CULTURE

The goddess Athena on Athinaidos Street

The goddess Athena on Athinaidos Street

Like a cut in the Athenian fabric, there’s a narrow street stretching from Syntagma Square to Athinas Street that changes name four times along the way: From Karagiorgi Servias to Perikleous after crossing Lekka, to Athinaidos after Evangelistrias, and then to Agias Irinis on the last leg, after Aiolou Street.

So narrow and densely packed, you can only walk along it by hopping on and off the sidewalk into the road. But as you approach Agia Irini Square, the church after which it is named rises through the din to remind us where we are, like a compass of historical orientation, pointing to the enduring beyond the fleeting.

There, near Agia Irini, there’s a bust of Athena on one of the loveliest facades representing her city in a bygone era. You will see the goddess on the front of 10 Athinaidos, just before Aiolou. She looks out onto the square and is the centerpiece of what is probably the most beautiful neoclassical building in this area, now home to a hotel. I always raise my gaze to Athena when I’m passing. And she is a rare kind of Athena, different from the one at the Athens Academy or at the old Arsakeio School, which now houses the Council of State, the country’s highest administrative court.
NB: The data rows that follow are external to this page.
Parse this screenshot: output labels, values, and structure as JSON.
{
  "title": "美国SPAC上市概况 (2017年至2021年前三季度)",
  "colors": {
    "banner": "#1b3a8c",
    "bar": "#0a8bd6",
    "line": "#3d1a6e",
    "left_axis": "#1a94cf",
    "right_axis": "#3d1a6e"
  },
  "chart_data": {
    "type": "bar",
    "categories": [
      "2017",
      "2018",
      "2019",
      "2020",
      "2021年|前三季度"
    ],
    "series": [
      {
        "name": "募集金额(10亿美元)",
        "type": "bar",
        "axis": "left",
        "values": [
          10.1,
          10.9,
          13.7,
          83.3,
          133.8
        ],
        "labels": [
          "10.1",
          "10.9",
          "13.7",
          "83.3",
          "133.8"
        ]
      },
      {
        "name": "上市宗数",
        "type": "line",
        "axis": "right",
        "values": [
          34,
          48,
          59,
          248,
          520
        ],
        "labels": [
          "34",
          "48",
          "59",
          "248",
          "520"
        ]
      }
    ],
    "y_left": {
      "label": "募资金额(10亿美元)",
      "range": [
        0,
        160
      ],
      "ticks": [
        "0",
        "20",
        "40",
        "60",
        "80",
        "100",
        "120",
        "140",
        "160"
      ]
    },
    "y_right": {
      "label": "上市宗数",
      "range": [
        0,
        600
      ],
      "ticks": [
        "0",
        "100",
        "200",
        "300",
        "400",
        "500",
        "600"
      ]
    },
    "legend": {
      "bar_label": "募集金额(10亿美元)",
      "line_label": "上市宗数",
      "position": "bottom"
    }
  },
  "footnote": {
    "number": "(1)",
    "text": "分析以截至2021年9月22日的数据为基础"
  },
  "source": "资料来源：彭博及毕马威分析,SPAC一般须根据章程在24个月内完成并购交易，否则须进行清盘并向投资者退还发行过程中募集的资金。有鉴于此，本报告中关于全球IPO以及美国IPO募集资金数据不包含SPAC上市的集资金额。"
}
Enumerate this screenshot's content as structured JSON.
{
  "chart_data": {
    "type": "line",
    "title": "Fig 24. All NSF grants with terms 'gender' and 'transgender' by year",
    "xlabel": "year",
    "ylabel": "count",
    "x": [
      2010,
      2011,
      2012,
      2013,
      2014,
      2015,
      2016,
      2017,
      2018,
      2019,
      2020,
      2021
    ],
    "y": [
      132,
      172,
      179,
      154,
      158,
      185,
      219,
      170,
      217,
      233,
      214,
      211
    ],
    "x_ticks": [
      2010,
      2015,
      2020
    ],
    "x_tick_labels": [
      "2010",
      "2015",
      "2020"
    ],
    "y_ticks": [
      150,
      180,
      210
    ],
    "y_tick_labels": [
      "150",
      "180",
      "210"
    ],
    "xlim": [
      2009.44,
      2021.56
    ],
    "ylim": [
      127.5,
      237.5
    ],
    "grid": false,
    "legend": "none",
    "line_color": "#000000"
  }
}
This Athena is inspired by the “Varvakeion Athena,” so called, without any scientific basis, after being discovered near the old (and now forever lost) Varvakeio School on Athinas Street, in 1880. That Athena, now a part of the collection of the National Archaeological Museum of Athens, wears a helmet adorned with horses. Here, on the Athinaidos Street facade, we see an adaptation of that theme, in a loose and touching “dialogue” with the city’s historic underpinnings.

It would be an interesting study to collect all the different types of Athenas and other deities as they are portrayed in sundry forms on Athens’ buildings, as folk art, as a response to the intellectual and innate need to remember and connect.

Beneath a balcony with sphinxes and a lyre, the Athena on Athinaidos Street tells us a story about Athens’ urban transformation in the late 19th and early 20th century, a time when social mobility and economic freedom were changing the world. Built by the second generation of Athenian homeowners during the city’s Belle Epoque, in enhanced form, it was lavishly adorned and built almost like a local palazzo.

And behind this lovely facade is the story of Themistoklis Michalopoulos, the son of a silk merchant from Sparta and the daughter of a Greek War of Independence fighter. It appears from historical research, moreover, that Michalopoulos was a particularly well-cultivated man. In fact, he wrote the Modern Greek Alphabet Book in 1892 and a book on the importance of expanding the scope of public education in 1905, as well as tutoring the young kings Georgios II and Alexandros. He also served as an MP for the Attica-Viotia region.

So, if anything, that goddess Athena on Athinaidos Street reminds us of the stories buried between layers of memory and oblivion.